Sometimes I have very vivid dreams and nightmares. They haunt me for days, weeks and months as I try to remember every detail. The idea of what my dreams are trying to tell me is not a concern. But now there is a dream, not the ephemeral dreams and nightmares that pass through my sleep, but a real life dream I am trying to remember. The need to remember this dream is causing an ache in my heart that reaches to every cell in my body. The need is causing a numbness that is infecting the joys of my world with a poison I can't shake. The dream is me. Somewhere along the years I lost myself. I lost what I want to do and who I want to be. I began to search outside of myself for meaning and a reason for being on this earth. I have found a lot of good, great things, but I have lost that one thing.
But then there is the fear. The fear of not accomplishing the dream I can't remember. That fear has always been there. I always felt if I read enough, learned enough, deducted enough I would know what the dream is. I never finished college...that's why I haven't realized the dream. Or is that I am not pretty enough, popular enough, lucky enough. Why is the dream so elusive? Maybe I have tuned down my internal compass and voice to the point of not being able to know what the dream is.
I do understand one of my fears.
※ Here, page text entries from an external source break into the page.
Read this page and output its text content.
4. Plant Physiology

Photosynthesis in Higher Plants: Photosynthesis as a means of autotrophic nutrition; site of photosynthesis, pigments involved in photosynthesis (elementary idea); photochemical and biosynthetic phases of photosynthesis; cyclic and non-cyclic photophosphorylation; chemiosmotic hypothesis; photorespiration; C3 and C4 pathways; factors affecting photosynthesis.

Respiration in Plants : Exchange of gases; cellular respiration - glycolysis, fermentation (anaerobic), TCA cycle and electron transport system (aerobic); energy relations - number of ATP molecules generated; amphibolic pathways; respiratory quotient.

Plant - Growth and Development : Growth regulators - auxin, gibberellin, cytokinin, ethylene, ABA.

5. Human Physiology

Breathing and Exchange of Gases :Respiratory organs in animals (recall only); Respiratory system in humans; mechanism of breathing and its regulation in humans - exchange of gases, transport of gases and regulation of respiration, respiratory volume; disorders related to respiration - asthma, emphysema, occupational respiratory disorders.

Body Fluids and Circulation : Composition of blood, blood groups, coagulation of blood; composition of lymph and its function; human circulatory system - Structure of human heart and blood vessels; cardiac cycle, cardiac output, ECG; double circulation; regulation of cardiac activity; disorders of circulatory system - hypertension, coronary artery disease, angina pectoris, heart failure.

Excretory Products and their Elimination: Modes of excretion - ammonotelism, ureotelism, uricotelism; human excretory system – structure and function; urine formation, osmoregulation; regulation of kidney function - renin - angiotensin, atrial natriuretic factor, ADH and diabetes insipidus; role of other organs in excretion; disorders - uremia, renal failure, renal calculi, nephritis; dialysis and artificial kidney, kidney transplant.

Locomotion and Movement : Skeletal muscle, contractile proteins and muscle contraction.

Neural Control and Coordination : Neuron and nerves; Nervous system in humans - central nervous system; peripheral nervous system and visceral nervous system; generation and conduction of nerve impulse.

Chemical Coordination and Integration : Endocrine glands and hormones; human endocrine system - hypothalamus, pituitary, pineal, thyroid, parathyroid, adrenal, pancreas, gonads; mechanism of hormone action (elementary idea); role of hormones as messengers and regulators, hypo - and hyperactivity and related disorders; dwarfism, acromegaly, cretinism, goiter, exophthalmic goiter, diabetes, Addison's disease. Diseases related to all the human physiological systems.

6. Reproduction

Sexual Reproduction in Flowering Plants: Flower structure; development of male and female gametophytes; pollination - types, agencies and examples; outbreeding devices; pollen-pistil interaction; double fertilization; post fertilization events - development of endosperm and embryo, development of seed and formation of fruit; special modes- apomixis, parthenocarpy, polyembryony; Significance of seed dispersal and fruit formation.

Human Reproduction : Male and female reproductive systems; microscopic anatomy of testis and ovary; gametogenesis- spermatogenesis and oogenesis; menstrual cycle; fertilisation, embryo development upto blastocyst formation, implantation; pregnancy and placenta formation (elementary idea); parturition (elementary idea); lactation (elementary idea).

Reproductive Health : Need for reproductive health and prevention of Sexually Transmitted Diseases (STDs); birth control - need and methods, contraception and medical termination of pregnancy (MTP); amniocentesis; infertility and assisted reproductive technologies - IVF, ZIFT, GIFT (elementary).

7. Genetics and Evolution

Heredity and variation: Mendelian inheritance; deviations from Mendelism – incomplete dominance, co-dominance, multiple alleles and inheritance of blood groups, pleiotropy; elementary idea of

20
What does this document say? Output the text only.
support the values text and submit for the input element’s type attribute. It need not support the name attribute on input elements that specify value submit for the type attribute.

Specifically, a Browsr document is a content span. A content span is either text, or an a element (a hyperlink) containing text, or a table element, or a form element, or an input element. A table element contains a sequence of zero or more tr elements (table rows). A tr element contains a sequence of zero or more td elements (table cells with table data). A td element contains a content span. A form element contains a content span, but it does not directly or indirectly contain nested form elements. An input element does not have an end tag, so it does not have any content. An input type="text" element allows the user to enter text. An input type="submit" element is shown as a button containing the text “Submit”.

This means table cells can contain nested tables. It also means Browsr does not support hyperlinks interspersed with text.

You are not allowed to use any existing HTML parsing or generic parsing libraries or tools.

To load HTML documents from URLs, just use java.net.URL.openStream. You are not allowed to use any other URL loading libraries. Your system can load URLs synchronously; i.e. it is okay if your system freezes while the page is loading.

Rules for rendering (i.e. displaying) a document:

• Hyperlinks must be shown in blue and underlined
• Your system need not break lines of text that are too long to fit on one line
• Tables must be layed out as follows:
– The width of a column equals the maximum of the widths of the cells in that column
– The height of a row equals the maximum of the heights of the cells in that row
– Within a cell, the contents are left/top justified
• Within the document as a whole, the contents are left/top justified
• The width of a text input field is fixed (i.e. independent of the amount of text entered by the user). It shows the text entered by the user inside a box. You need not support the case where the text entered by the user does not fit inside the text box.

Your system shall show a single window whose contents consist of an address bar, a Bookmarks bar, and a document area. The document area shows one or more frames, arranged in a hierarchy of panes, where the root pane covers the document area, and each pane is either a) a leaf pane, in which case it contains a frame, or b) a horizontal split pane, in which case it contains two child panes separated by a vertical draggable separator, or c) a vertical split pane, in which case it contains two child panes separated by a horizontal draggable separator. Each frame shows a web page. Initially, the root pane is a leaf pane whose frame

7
Maybe knowing that part of the puzzle is the beginning. Just maybe, if I examine this fear, I will be able to begin the journey to the dream. Somewhere deep down I feel as if my voice will not be heard, my prose will not be read. This is my first step to determining what the dream is and how not to stop living in my fear. I have always wanted to write, but felt I needed to go to school or take a class before I began. Knowing I want to write seems like the answer, but then there are the nagging questions. What will I write? Do I write well enough? Have I experienced enough in life to write anything interesting? Where do I start, what do I do next? Is it the journey of telling the story that is important or must it be published? Do I need to write the next future classic or is getting all the words in my head out of it the point? What if I start writing and it wasn't the real dream? Am I so afraid of failure that I won't even attempt what might be a dream?